Il gruppo ucraino Blackjack, che si ritiene possa essere legato al Servizio di Sicurezza di Kiev (SBU), ha sferrato un attacco informatico contro il provider internet di Mosca M9com, probabilmente in risposta all’offensiva del 12 dicembre ai danni della Telco Kyivstar. In particolare, l’avversario ha violato e distrutto i server aziendali, causando un parziale blackout nella capitale che ha lasciato una parte dei cittadini senza internet e televisione. Secondo quanto riferito, l’offensiva ha portato alla cancellazione di circa 20 TB di dati. Inoltre, il CERT-UA ha indagato su una serie di attacchi che, con il pretesto di reclutare individui nella 3ª Brigata d’Assalto Separata e nelle Forze di Difesa Israeliane (IDF), hanno preso di mira il personale militare delle Forze Armate dell’Ucraina; oltre ad individuare diverse attività di distribuzione di e-mail associate al cluster UAC-0050, rispettivamente volte a veicolare Remcos, QuasarRAT e il software per desktop remoto Remote Utilities.

Turchia e Cina: colpiti i Paesi Bassi e sfruttate nuove 0-day

Tra il 2021 e il 2023, ricercatori di sicurezza hanno osservato diversi attacchi informatici nei Paesi Bassi orchestrati dall’APT turco Sea Turtle. Le campagne analizzate sembrano concentrarsi su enti governativi, gruppi curdi (come il PKK), ONG, società di telecomunicazioni, ISP, provider di servizi IT e organizzazioni del settore dei media e dell’intrattenimento. In particolare, l’avversario ha sferrato attacchi di tipo supply chain e island hopping al fine di acquisire informazioni di natura politica, compresi dati personali su gruppi minoritari e possibili dissenzienti. D’altro canto, due vulnerabilità 0-day sono state sfruttate ITW. Tracciate con codice CVE-2023-46805 (CVSS 8.2) e CVE-2024-21887 (CVSS 9.1), rispettivamente di tipo Authentication Bypass e Command Injection, una volta concatenate consentono l’esecuzione di codice remoto non autenticato nei gateway Ivanti Connect Secure (ICS) e Ivanti Policy Secure presi di mira. In particolare, durante la seconda settimana di dicembre 2023, alcuni analisti hanno identificato attività sospette sulla rete di un loro cliente, presumibilmente iniziate già il 3 dello stesso mese. L’operazione è stata attribuita a un avversario sconosciuto tracciato sotto l’alias UTA0178, che si ha ragione di credere sia un gruppo state-sponsored cinese. Nel caso analizzato, l’attaccante ha sfruttato i due exploit per rubare i dati di configurazione, modificare i file esistenti, scaricare file remoti ed effettuare il reverse tunneling dall’appliance ICS VPN target.

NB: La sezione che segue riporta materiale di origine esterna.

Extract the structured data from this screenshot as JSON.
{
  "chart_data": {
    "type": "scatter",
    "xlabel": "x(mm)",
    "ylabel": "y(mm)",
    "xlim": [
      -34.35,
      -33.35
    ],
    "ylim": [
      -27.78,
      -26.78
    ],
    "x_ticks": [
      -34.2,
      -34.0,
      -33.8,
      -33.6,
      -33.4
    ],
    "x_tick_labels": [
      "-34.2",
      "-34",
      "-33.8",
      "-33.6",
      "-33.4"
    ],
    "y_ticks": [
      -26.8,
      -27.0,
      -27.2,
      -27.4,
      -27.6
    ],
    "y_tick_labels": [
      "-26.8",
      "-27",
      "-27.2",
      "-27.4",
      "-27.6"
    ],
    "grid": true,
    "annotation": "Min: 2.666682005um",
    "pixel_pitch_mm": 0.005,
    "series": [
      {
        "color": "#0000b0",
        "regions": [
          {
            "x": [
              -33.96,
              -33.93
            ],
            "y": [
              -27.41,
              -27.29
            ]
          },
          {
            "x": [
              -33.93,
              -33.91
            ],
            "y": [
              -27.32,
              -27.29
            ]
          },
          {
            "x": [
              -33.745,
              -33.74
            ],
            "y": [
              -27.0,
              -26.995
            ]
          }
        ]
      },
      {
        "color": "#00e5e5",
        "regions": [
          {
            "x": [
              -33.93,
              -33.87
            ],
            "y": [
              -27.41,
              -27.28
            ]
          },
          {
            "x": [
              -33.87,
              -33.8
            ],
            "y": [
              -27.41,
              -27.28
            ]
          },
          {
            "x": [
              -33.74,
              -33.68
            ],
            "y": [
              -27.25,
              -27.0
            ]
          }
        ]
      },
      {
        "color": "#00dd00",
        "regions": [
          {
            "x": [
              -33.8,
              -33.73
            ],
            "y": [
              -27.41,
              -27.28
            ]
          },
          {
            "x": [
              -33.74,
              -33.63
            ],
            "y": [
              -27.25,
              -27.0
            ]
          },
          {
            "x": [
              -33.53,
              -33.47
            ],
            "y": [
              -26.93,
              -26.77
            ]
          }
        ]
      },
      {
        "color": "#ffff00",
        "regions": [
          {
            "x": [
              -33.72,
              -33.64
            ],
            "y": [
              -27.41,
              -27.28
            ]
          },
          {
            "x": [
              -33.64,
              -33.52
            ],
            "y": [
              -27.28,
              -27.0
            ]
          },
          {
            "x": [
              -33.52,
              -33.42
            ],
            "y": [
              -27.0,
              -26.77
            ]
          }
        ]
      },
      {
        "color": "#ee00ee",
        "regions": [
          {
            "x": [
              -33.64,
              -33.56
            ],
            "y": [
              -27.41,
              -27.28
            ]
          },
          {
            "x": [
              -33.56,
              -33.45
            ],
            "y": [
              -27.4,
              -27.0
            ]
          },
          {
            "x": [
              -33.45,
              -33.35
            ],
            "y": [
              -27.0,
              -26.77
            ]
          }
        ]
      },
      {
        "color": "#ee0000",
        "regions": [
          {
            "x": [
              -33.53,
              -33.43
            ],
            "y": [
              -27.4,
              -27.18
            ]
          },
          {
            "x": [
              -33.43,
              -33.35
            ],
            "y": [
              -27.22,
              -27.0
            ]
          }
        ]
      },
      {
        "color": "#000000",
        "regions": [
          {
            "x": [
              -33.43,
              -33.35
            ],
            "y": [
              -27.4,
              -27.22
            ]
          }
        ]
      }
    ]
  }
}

Ransomware: RE#TURGENCE mira a server MSSQL, Water Curupira utilizza Pikabot, e rilasciato decryptor per Babuk Locker

È stata tracciata una campagna in corso denominata RE#TURGENCE, volta a individuare e sfruttare server MSSQL per ottenere l’accesso iniziale all’host target per poi venderlo o distribuire un ransomware chiamato Mimic. L’operazione è stata attribuita ad avversari di origine turca finanziariamente motivati che sembrano prendere di mira gli Stati Uniti, l’Unione Europea e i Paesi dell’America Latina. Oltre a ciò, un avversario soprannominato Water Curupira è stato osservato utilizzare attivamente Pikabot in campagne di spam avvenute durante il 2023. Parallelamente, l’attaccante ha condotto diverse operazioni basate su DarkGate e, in minor parte, su IcedID nelle prime settimane del terzo trimestre del 2023, per poi concentrarsi esclusivamente su Pikabot. In generale, il cluster conduce attacchi allo scopo di rilasciare backdoor come Cobalt Strike e distribuire il ransomware Black Basta. Infine, ricercatori di due diverse società di sicurezza informatica, in collaborazione con la Polizia olandese, hanno rilasciato una versione aggiornata del decryptor gratuito del 2021 di Babuk Locker, in grado di ripristinare i file crittografati dalla variante del ransomware chiamata Tortilla.